Surging food and fuel costs and a record $238 billion surplus in the first 11 months have prompted the government to name inflation and overheating as the biggest threats to growth. US treasury secretary Henry Paulson is in Beijing to press for yuan gains that would narrow the trade gap and staunch the flow of money into the world’s fastest-growing major economy.
“Liquidity from the trade surplus will continue to cause the economy to overheat in 2008,” said Glenn Maguire, chief Asia economist at Societe Generale in Hong Kong. “The yuan will need to appreciate at a firmer pace, interest rates will rise and the reserve requirement for banks will go to 17% by the end of next year.”
The yuan gained by the most in a month against the dollar. The currency, which has climbed 12% since a fixed exchange rate was scrapped in July 2005, rose 0.22% to 7.3792 per dollar as of 4:46 pm in Shanghai from 7.3952 late Monday. It touched 7.3770, the highest since the end of the dollar link.
The People’s Bank of China last week ordered lenders to set aside 14.5% of deposits as reserves, up from 13.5%. China’s one-year lending rate is at a nine-year high of 7.29% after five increases this year. The yield on the 4.68% bond due September 2022 rose 4 basis points, or 0.04 percentage point, to 4.72%.
The trade surplus climbed 14.7% to $26.3 billion in November from a year earlier, the third-biggest monthly total, the customs bureau said on Tuesday. The $15.2 billion trade surplus with the US pushed the 11-month total with that country to $149.2 billion.
The central bank will strictly control bank lending, raise interest rates this month and allow a faster pace of currency appreciation in 2008, said Liang Hong, a senior economist at Goldman Sachs Group in Hong Kong. People’s Bank of China Governor Zhou Xiaochuan said on Tuesday that currency policy will be used to help narrow the trade gap. A stronger Chinese currency would lower import costs and push up export prices.
Export growth has slowed from 29% in the seven months through July to between 22% and 23% for each of the past four months, after cuts to tax incentives.
“A more flexible currency is especially important now, when the risks of inflation are clearly rising in the Chinese economy,” Paulson said last week. The Treasury Secretary, in Beijing for the so-called Strategic Economic Dialogue, is fending off calls in Congress for legislation to punish China for its currency policy.
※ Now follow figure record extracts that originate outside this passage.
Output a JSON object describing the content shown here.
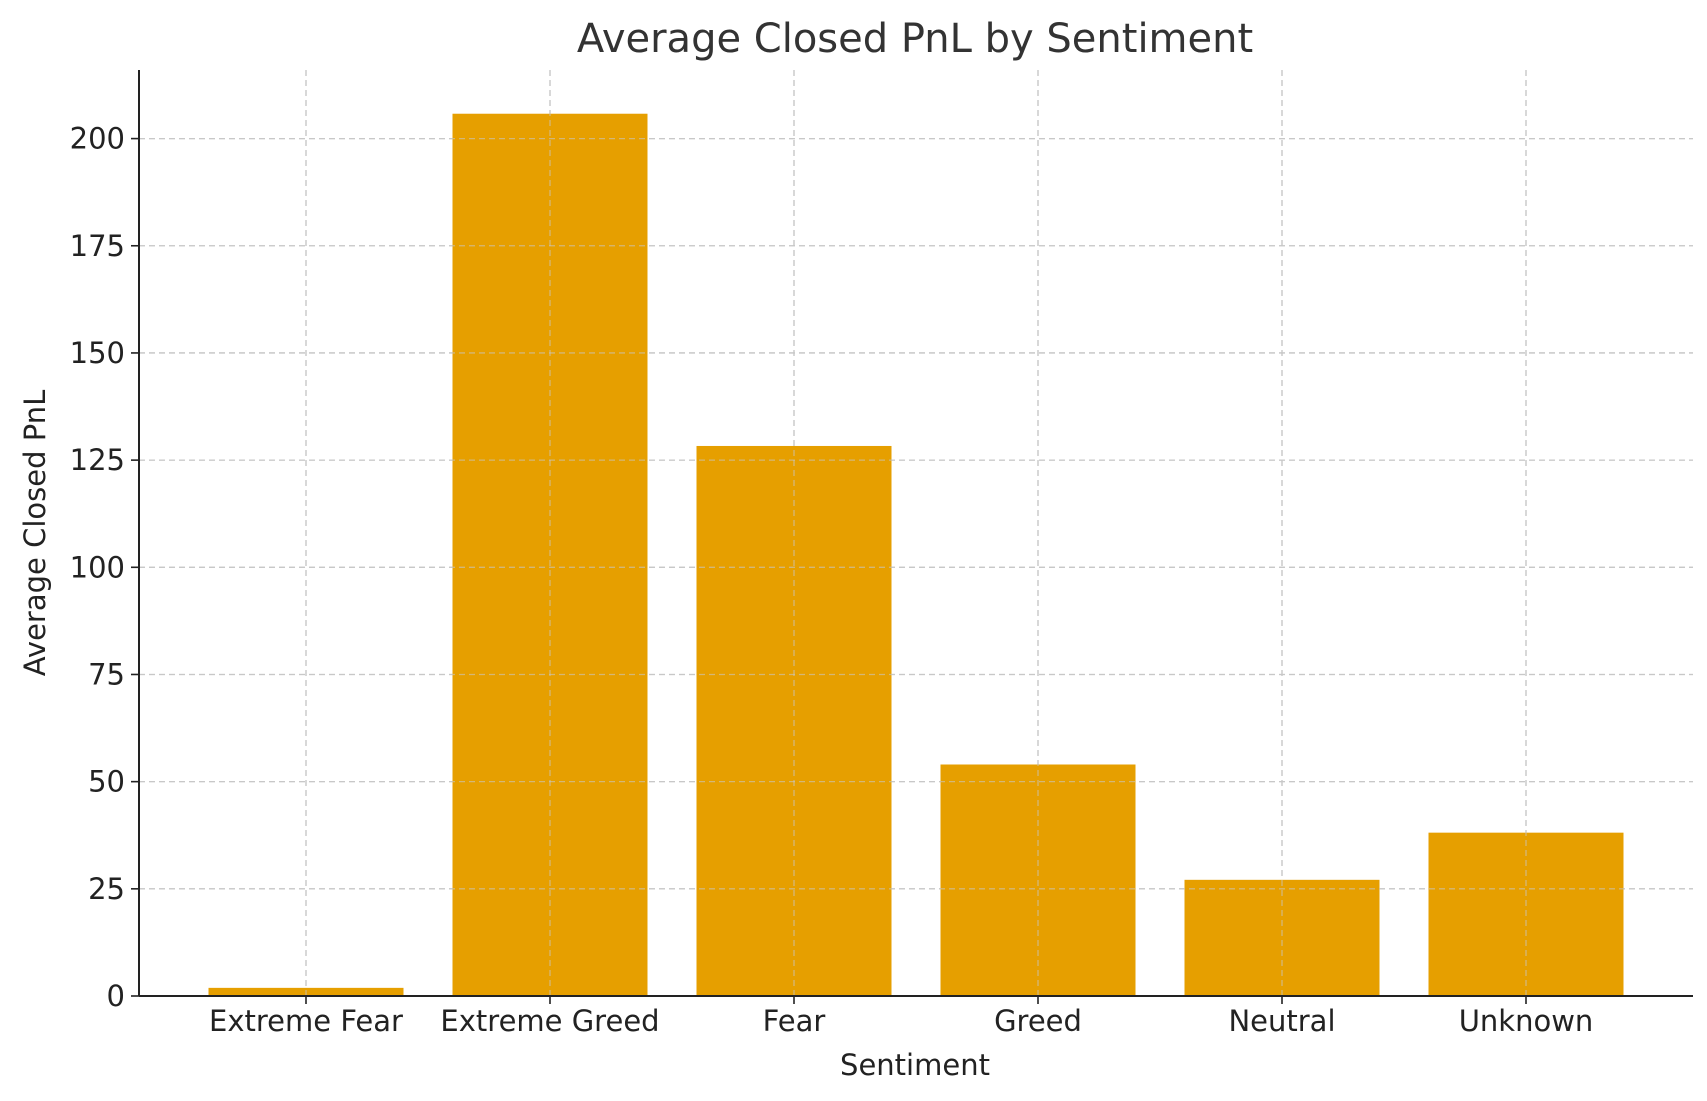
{
  "chart_data": {
    "type": "bar",
    "title": "Average Closed PnL by Sentiment",
    "xlabel": "Sentiment",
    "ylabel": "Average Closed PnL",
    "categories": [
      "Extreme Fear",
      "Extreme Greed",
      "Fear",
      "Greed",
      "Neutral",
      "Unknown"
    ],
    "values": [
      1.9,
      205.8,
      128.3,
      54.0,
      27.1,
      38.1
    ],
    "ylim": [
      0,
      216
    ],
    "yticks": [
      0,
      25,
      50,
      75,
      100,
      125,
      150,
      175,
      200
    ],
    "grid": true,
    "bar_color": "#E69F00"
  }
}
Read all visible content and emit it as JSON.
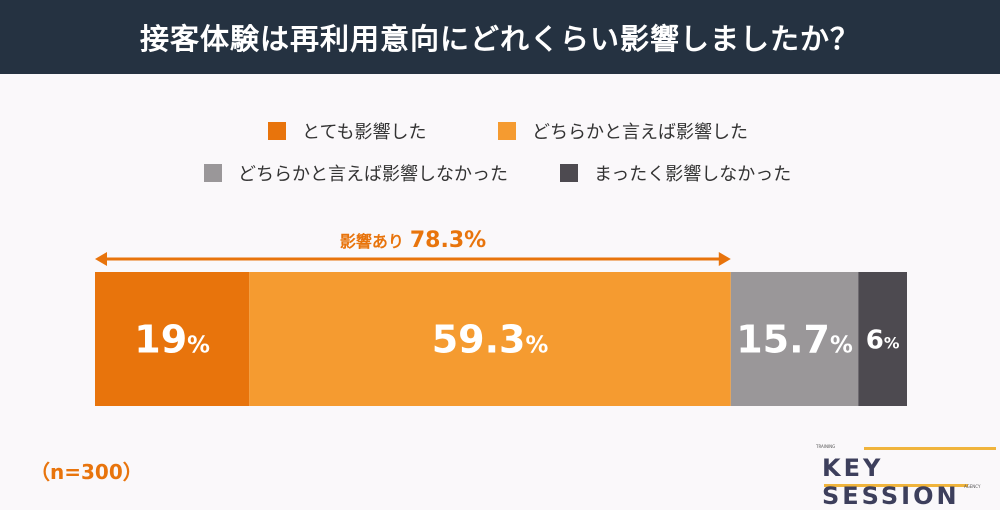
{
  "chart_data": {
    "type": "bar",
    "orientation": "horizontal-stacked-100",
    "title": "接客体験は再利用意向にどれくらい影響しましたか？",
    "categories": [
      "とても影響した",
      "どちらかと言えば影響した",
      "どちらかと言えば影響しなかった",
      "まったく影響しなかった"
    ],
    "values": [
      19,
      59.3,
      15.7,
      6
    ],
    "labels": [
      "19",
      "59.3",
      "15.7",
      "6"
    ],
    "unit": "%",
    "colors": [
      "#e8740c",
      "#f59b30",
      "#9a9799",
      "#4d4a50"
    ],
    "legend_position": "top",
    "annotation": {
      "label": "影響あり",
      "value": "78.3%",
      "spans": [
        0,
        1
      ]
    },
    "note": "（n=300）"
  },
  "logo": {
    "main": "KEY SESSION",
    "top": "TRAINING",
    "bottom": "AGENCY"
  }
}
The inflation rate
It’s also more than the 3.01% increase in wholesale prices in India, the key inflation measure for the world’s second-fastest growing economy, in the week ended on November 24. China’s inflation was 4.6% in the first 11 months, more than the central bank’s 3% target for the year and the key one-year deposit rate of 3.87%.
The inflow of cash from record exports, besides stoking inflation, has also fuelled a surge in property and stock prices, with the benchmark CSI 300 Index gaining 152% this year. The central bank on Tuesday ordered banks to tighten rules for real estate loans after property prices in 70 cities jumped 9.5% in October, the fastest pace in two years.
China’s economy, the world’s fourth largest, expanded 11.5% in the third quarter from a year earlier.
“There’s a chance the central bank will raise interest rates again before the end of this year,” said Wang Tao, head of economics and strategy for Greater China at Bank of America Corp in Beijing. “The government is also likely to accelerate appreciation of the currency.”